Denso, a Toyota affiliate, maintains a large global presence, with annual revenue of $40.4 billion and 9% of its revenue spent for its own R&D.
Despite being a part of the Toyota Group, sales to Toyota Group account for less than 50% of Denso’s revenue in 2016. In other words, instead of putting all its eggs in one basket (such as Renesas), Denso has focused on developing diversified autonomous vehicle solutions for various car OEMs (other than Toyota).

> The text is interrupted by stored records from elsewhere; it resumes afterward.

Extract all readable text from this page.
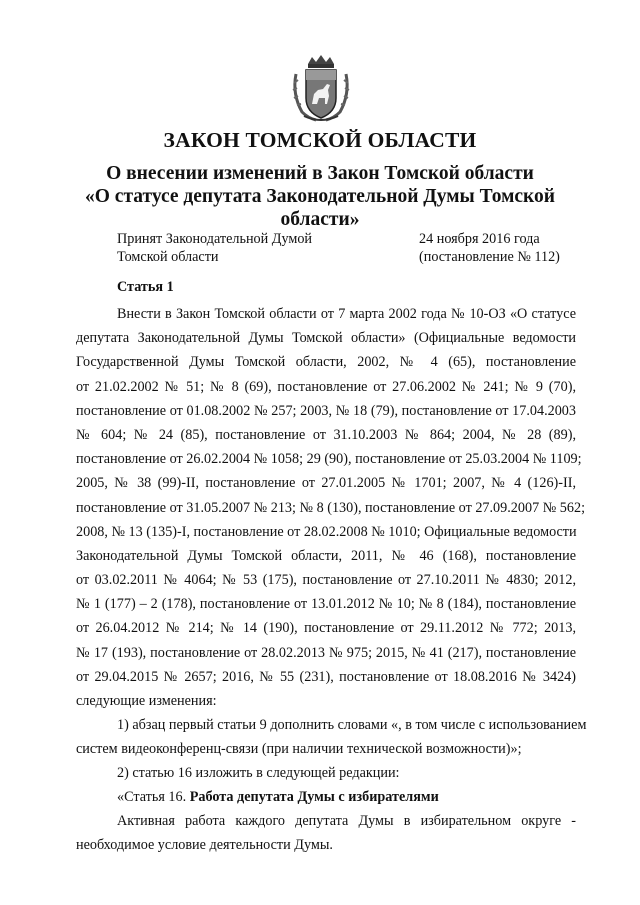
ЗАКОН ТОМСКОЙ ОБЛАСТИ
О внесении изменений в Закон Томской области
«О статусе депутата Законодательной Думы Томской
области»
Принят Законодательной Думой
Томской области
24 ноября 2016 года
(постановление № 112)
Статья 1
Внести в Закон Томской области от 7 марта 2002 года № 10-ОЗ «О статусе
депутата Законодательной Думы Томской области» (Официальные ведомости
Государственной Думы Томской области, 2002, № 4 (65), постановление
от 21.02.2002 № 51; № 8 (69), постановление от 27.06.2002 № 241; № 9 (70),
постановление от 01.08.2002 № 257; 2003, № 18 (79), постановление от 17.04.2003
№ 604; № 24 (85), постановление от 31.10.2003 № 864; 2004, № 28 (89),
постановление от 26.02.2004 № 1058; 29 (90), постановление от 25.03.2004 № 1109;
2005, № 38 (99)-II, постановление от 27.01.2005 № 1701; 2007, № 4 (126)-II,
постановление от 31.05.2007 № 213; № 8 (130), постановление от 27.09.2007 № 562;
2008, № 13 (135)-I, постановление от 28.02.2008 № 1010; Официальные ведомости
Законодательной Думы Томской области, 2011, № 46 (168), постановление
от 03.02.2011 № 4064; № 53 (175), постановление от 27.10.2011 № 4830; 2012,
№ 1 (177) – 2 (178), постановление от 13.01.2012 № 10; № 8 (184), постановление
от 26.04.2012 № 214; № 14 (190), постановление от 29.11.2012 № 772; 2013,
№ 17 (193), постановление от 28.02.2013 № 975; 2015, № 41 (217), постановление
от 29.04.2015 № 2657; 2016, № 55 (231), постановление от 18.08.2016 № 3424)
следующие изменения:
1) абзац первый статьи 9 дополнить словами «, в том числе с использованием
систем видеоконференц-связи (при наличии технической возможности)»;
2) статью 16 изложить в следующей редакции:
«Статья 16. Работа депутата Думы с избирателями
Активная работа каждого депутата Думы в избирательном округе -
необходимое условие деятельности Думы.
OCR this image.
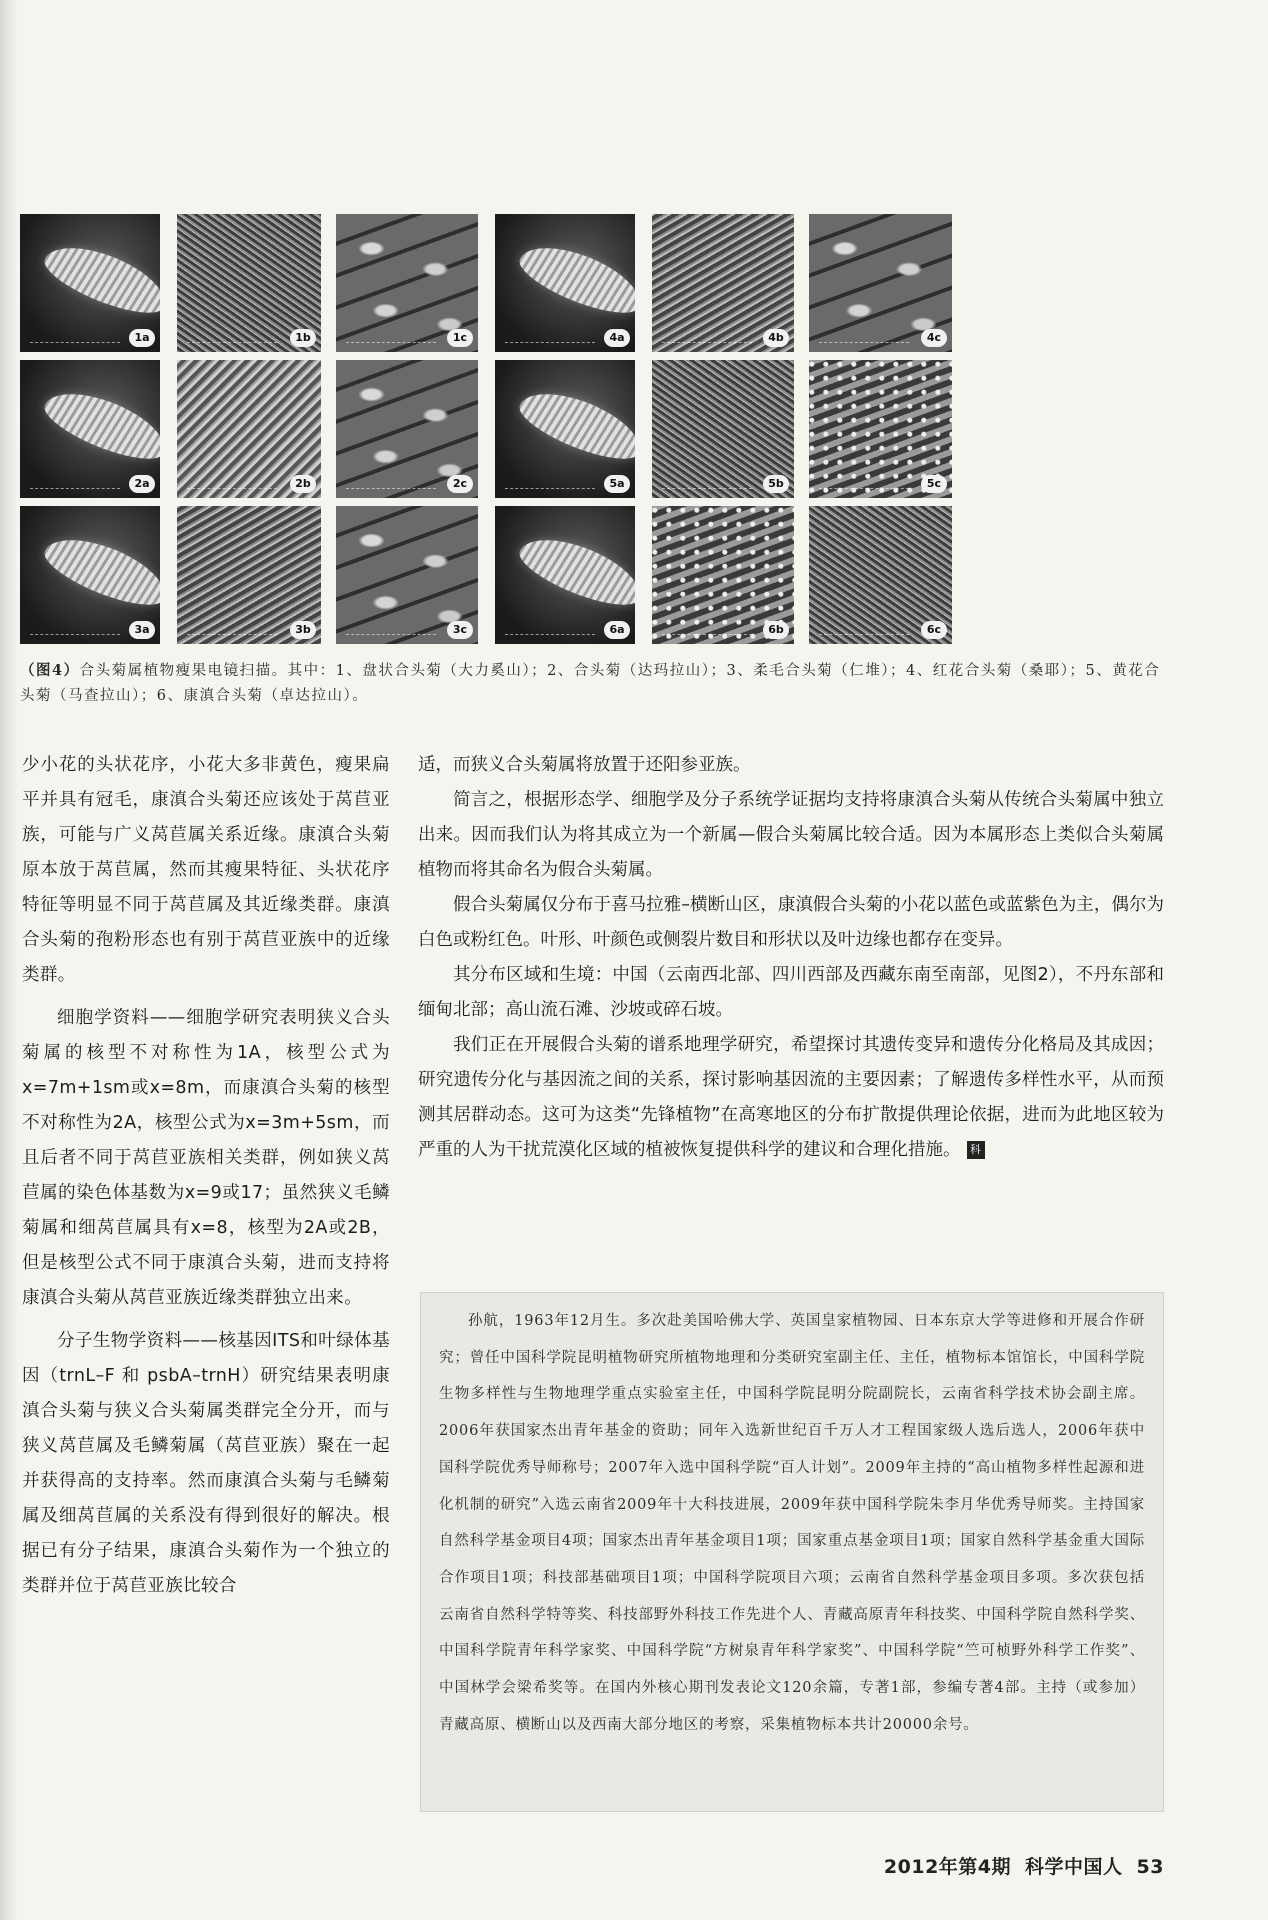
1a	1b	1c	4a	4b	4c
2a	2b	2c	5a	5b	5c
3a	3b	3c	6a	6b	6c

（图4）合头菊属植物瘦果电镜扫描。其中：1、盘状合头菊（大力奚山）；2、合头菊（达玛拉山）；3、柔毛合头菊（仁堆）；4、红花合头菊（桑耶）；5、黄花合头菊（马查拉山）；6、康滇合头菊（卓达拉山）。

少小花的头状花序，小花大多非黄色，瘦果扁平并具有冠毛，康滇合头菊还应该处于莴苣亚族，可能与广义莴苣属关系近缘。康滇合头菊原本放于莴苣属，然而其瘦果特征、头状花序特征等明显不同于莴苣属及其近缘类群。康滇合头菊的孢粉形态也有别于莴苣亚族中的近缘类群。

细胞学资料——细胞学研究表明狭义合头菊属的核型不对称性为1A，核型公式为x=7m+1sm或x=8m，而康滇合头菊的核型不对称性为2A，核型公式为x=3m+5sm，而且后者不同于莴苣亚族相关类群，例如狭义莴苣属的染色体基数为x=9或17；虽然狭义毛鳞菊属和细莴苣属具有x=8，核型为2A或2B，但是核型公式不同于康滇合头菊，进而支持将康滇合头菊从莴苣亚族近缘类群独立出来。

分子生物学资料——核基因ITS和叶绿体基因（trnL–F 和 psbA–trnH）研究结果表明康滇合头菊与狭义合头菊属类群完全分开，而与狭义莴苣属及毛鳞菊属（莴苣亚族）聚在一起并获得高的支持率。然而康滇合头菊与毛鳞菊属及细莴苣属的关系没有得到很好的解决。根据已有分子结果，康滇合头菊作为一个独立的类群并位于莴苣亚族比较合

适，而狭义合头菊属将放置于还阳参亚族。

简言之，根据形态学、细胞学及分子系统学证据均支持将康滇合头菊从传统合头菊属中独立出来。因而我们认为将其成立为一个新属—假合头菊属比较合适。因为本属形态上类似合头菊属植物而将其命名为假合头菊属。

假合头菊属仅分布于喜马拉雅–横断山区，康滇假合头菊的小花以蓝色或蓝紫色为主，偶尔为白色或粉红色。叶形、叶颜色或侧裂片数目和形状以及叶边缘也都存在变异。

其分布区域和生境：中国（云南西北部、四川西部及西藏东南至南部，见图2），不丹东部和缅甸北部；高山流石滩、沙坡或碎石坡。

我们正在开展假合头菊的谱系地理学研究，希望探讨其遗传变异和遗传分化格局及其成因；研究遗传分化与基因流之间的关系，探讨影响基因流的主要因素；了解遗传多样性水平，从而预测其居群动态。这可为这类“先锋植物”在高寒地区的分布扩散提供理论依据，进而为此地区较为严重的人为干扰荒漠化区域的植被恢复提供科学的建议和合理化措施。 科

孙航，1963年12月生。多次赴美国哈佛大学、英国皇家植物园、日本东京大学等进修和开展合作研究；曾任中国科学院昆明植物研究所植物地理和分类研究室副主任、主任，植物标本馆馆长，中国科学院生物多样性与生物地理学重点实验室主任，中国科学院昆明分院副院长，云南省科学技术协会副主席。2006年获国家杰出青年基金的资助；同年入选新世纪百千万人才工程国家级人选后选人，2006年获中国科学院优秀导师称号；2007年入选中国科学院“百人计划”。2009年主持的“高山植物多样性起源和进化机制的研究”入选云南省2009年十大科技进展，2009年获中国科学院朱李月华优秀导师奖。主持国家自然科学基金项目4项；国家杰出青年基金项目1项；国家重点基金项目1项；国家自然科学基金重大国际合作项目1项；科技部基础项目1项；中国科学院项目六项；云南省自然科学基金项目多项。多次获包括云南省自然科学特等奖、科技部野外科技工作先进个人、青藏高原青年科技奖、中国科学院自然科学奖、中国科学院青年科学家奖、中国科学院“方树泉青年科学家奖”、中国科学院“竺可桢野外科学工作奖”、中国林学会梁希奖等。在国内外核心期刊发表论文120余篇，专著1部，参编专著4部。主持（或参加）青藏高原、横断山以及西南大部分地区的考察，采集植物标本共计20000余号。

2012年第4期 科学中国人 53
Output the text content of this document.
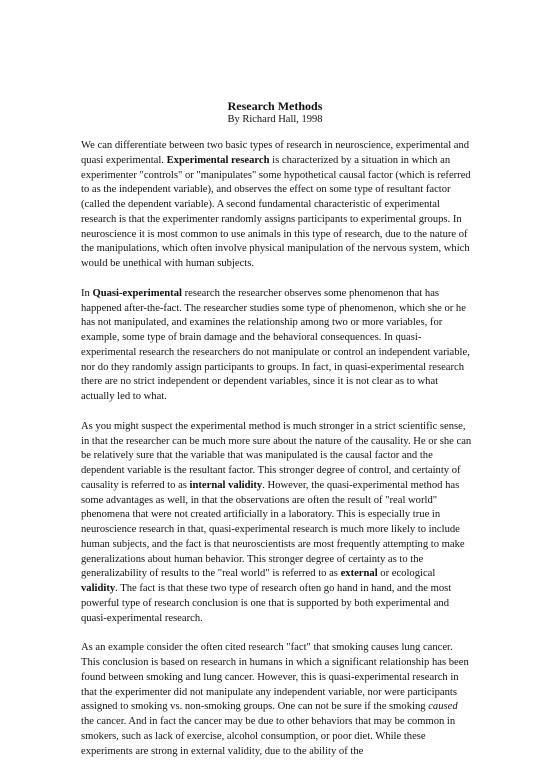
Research Methods

By Richard Hall, 1998

We can differentiate between two basic types of research in neuroscience, experimental and quasi experimental. Experimental research is characterized by a situation in which an experimenter "controls" or "manipulates" some hypothetical causal factor (which is referred to as the independent variable), and observes the effect on some type of resultant factor (called the dependent variable). A second fundamental characteristic of experimental research is that the experimenter randomly assigns participants to experimental groups. In neuroscience it is most common to use animals in this type of research, due to the nature of the manipulations, which often involve physical manipulation of the nervous system, which would be unethical with human subjects.

In Quasi-experimental research the researcher observes some phenomenon that has happened after-the-fact. The researcher studies some type of phenomenon, which she or he has not manipulated, and examines the relationship among two or more variables, for example, some type of brain damage and the behavioral consequences. In quasi-experimental research the researchers do not manipulate or control an independent variable, nor do they randomly assign participants to groups. In fact, in quasi-experimental research there are no strict independent or dependent variables, since it is not clear as to what actually led to what.

As you might suspect the experimental method is much stronger in a strict scientific sense, in that the researcher can be much more sure about the nature of the causality. He or she can be relatively sure that the variable that was manipulated is the causal factor and the dependent variable is the resultant factor. This stronger degree of control, and certainty of causality is referred to as internal validity. However, the quasi-experimental method has some advantages as well, in that the observations are often the result of "real world" phenomena that were not created artificially in a laboratory. This is especially true in neuroscience research in that, quasi-experimental research is much more likely to include human subjects, and the fact is that neuroscientists are most frequently attempting to make generalizations about human behavior. This stronger degree of certainty as to the generalizability of results to the "real world" is referred to as external or ecological validity. The fact is that these two type of research often go hand in hand, and the most powerful type of research conclusion is one that is supported by both experimental and quasi-experimental research.

As an example consider the often cited research "fact" that smoking causes lung cancer. This conclusion is based on research in humans in which a significant relationship has been found between smoking and lung cancer. However, this is quasi-experimental research in that the experimenter did not manipulate any independent variable, nor were participants assigned to smoking vs. non-smoking groups. One can not be sure if the smoking caused the cancer. And in fact the cancer may be due to other behaviors that may be common in smokers, such as lack of exercise, alcohol consumption, or poor diet. While these experiments are strong in external validity, due to the ability of the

Denso, for example, is a key investor in an AI processor startup called ThinCI (pronounced “Think-Eye”). Last summer, Denso established a new subsidiary to design and develop semiconductor IP cores for components necessary in automated driving. The new chip architecture is being jointly developed with ThinCI, announced Denso at that time. Denso calls it a Data Flow Processor (DFP), describing it as “very different from a CPU or GPU.”
Yukihiro Kato, senior executive director at Denso, who delivered a keynote speech at the ISSCC last month in San Francisco, lingered over his description of the Denso-proposed DFP, calling it ideal for “high-speed processing with the pace of natural human reflexes.”
Asserting that the automotive industry has entered “a century transformation” period, Kato said that Denso is taking innovation seriously and has its fingers in every core technology development that matters to future mobility.